Ieri sera, dopo aver visto il film The letter, A message to our earth, e invitata a scrivere una parola che il film mi avesse o lasciato o evocato, senza esitazioni ho scritto
RIPARARE
Non è una parola che c’è nel film, che in questo senso è molto datato. È uscito nel 2022, ma il mondo nel frattempo è davvero cambiato tanto. Quell’idea di cooperazione per proteggere l’ambiente (e non solo) è stata stravolta dal prevalere di conflitti e polarizzazioni che alimentano i conflitti e li rendono più probabili. È l’ora dei predatori, ai quali dell’ambiente interessano solo le risorse che si possono accaparrare.
Più che un ambiente da difendere, abbiamo un ambiente da riparare.
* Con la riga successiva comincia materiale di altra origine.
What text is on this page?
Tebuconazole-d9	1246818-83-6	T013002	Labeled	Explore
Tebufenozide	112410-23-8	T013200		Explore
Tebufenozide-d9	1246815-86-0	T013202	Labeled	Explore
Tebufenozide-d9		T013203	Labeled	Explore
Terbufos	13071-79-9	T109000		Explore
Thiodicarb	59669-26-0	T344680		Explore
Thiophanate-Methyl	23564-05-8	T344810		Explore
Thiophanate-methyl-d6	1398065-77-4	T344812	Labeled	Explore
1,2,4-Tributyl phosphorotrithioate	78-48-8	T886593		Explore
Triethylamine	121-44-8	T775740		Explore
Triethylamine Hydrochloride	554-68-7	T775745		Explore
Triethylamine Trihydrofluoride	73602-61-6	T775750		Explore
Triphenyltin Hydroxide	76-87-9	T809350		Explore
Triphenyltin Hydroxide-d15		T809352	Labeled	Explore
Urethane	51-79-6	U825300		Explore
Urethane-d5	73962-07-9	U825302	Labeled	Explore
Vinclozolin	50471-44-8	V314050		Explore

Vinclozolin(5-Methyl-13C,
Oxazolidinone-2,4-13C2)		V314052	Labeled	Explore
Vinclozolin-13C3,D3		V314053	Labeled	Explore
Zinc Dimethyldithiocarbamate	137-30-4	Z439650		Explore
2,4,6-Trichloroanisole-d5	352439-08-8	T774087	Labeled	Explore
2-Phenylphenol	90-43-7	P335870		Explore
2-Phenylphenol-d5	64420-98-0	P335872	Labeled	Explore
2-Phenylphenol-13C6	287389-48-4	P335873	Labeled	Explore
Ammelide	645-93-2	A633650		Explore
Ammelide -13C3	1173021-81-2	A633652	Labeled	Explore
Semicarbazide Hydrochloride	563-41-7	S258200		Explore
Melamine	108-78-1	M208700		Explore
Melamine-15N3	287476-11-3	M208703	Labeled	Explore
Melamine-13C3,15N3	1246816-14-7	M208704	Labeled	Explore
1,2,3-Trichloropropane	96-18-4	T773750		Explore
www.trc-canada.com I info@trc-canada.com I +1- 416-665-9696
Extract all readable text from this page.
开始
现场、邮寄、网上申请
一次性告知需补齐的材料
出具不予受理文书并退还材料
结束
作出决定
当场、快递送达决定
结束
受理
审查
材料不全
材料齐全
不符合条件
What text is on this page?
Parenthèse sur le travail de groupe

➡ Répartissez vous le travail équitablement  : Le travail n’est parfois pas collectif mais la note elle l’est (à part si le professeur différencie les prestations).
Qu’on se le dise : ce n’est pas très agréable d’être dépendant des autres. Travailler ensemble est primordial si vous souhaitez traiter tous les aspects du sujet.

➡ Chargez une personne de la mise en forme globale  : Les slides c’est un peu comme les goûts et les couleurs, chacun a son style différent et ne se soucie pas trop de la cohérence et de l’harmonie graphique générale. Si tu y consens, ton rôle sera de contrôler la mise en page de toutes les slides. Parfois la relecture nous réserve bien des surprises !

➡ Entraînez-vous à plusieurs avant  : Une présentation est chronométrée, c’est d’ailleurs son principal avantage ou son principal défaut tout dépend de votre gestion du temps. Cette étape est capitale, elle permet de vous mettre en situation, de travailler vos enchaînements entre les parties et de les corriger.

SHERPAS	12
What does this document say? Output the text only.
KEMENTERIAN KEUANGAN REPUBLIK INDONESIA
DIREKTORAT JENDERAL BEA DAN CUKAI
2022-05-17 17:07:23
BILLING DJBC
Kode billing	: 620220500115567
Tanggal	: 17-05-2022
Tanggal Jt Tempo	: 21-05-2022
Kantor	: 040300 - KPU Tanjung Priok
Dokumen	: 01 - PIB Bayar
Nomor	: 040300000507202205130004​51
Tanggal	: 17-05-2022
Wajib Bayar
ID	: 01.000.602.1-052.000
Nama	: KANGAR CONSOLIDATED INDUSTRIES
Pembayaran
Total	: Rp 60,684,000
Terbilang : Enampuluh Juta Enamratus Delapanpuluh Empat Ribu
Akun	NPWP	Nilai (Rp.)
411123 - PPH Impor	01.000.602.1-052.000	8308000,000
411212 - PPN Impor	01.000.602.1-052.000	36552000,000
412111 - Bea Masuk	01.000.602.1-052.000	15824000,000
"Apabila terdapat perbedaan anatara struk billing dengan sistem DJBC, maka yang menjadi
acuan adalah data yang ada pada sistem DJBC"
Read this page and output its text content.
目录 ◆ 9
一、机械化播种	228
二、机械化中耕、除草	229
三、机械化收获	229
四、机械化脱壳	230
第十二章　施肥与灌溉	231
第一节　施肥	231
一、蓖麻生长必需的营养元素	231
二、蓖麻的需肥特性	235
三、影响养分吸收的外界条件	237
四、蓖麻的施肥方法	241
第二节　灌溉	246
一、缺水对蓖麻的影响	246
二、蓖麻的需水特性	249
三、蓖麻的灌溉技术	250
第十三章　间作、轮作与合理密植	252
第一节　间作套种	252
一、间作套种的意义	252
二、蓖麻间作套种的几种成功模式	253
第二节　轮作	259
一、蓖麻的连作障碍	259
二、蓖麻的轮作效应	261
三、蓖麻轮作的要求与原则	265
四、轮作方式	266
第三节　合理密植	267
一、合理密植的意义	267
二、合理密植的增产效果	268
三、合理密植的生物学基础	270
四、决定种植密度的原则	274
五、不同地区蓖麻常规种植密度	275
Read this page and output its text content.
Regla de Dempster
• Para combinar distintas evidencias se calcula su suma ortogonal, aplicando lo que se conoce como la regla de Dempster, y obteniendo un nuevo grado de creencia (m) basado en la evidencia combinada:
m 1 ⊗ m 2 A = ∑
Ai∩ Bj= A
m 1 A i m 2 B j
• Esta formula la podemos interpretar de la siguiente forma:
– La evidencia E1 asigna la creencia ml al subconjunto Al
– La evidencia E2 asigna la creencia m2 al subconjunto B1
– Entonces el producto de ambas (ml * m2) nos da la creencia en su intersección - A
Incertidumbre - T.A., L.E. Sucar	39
È vero che le notizie ci danno un quadro peggiore della realtà. È vero che il modo in cui sono fatti i social, e l’informazione in generale, favorisce allarmismo e catastrofismo. Ma insieme a proteggere quel che ancora è intatto, bisognerà pur darsi da fare a riparare quel che è stato danneggiato.
C’è chi sta già lavorando in questo senso, per esempio gli interventi di ri-forestazione, le ri-costruzioni degli habitat naturali. C’è anche una legge, Nature Restoration Law, di cui vi parlerò prossimamente.
Ma visto che le parole sono importanti, RIPARARE è una delle parole che dobbiamo re-imparare.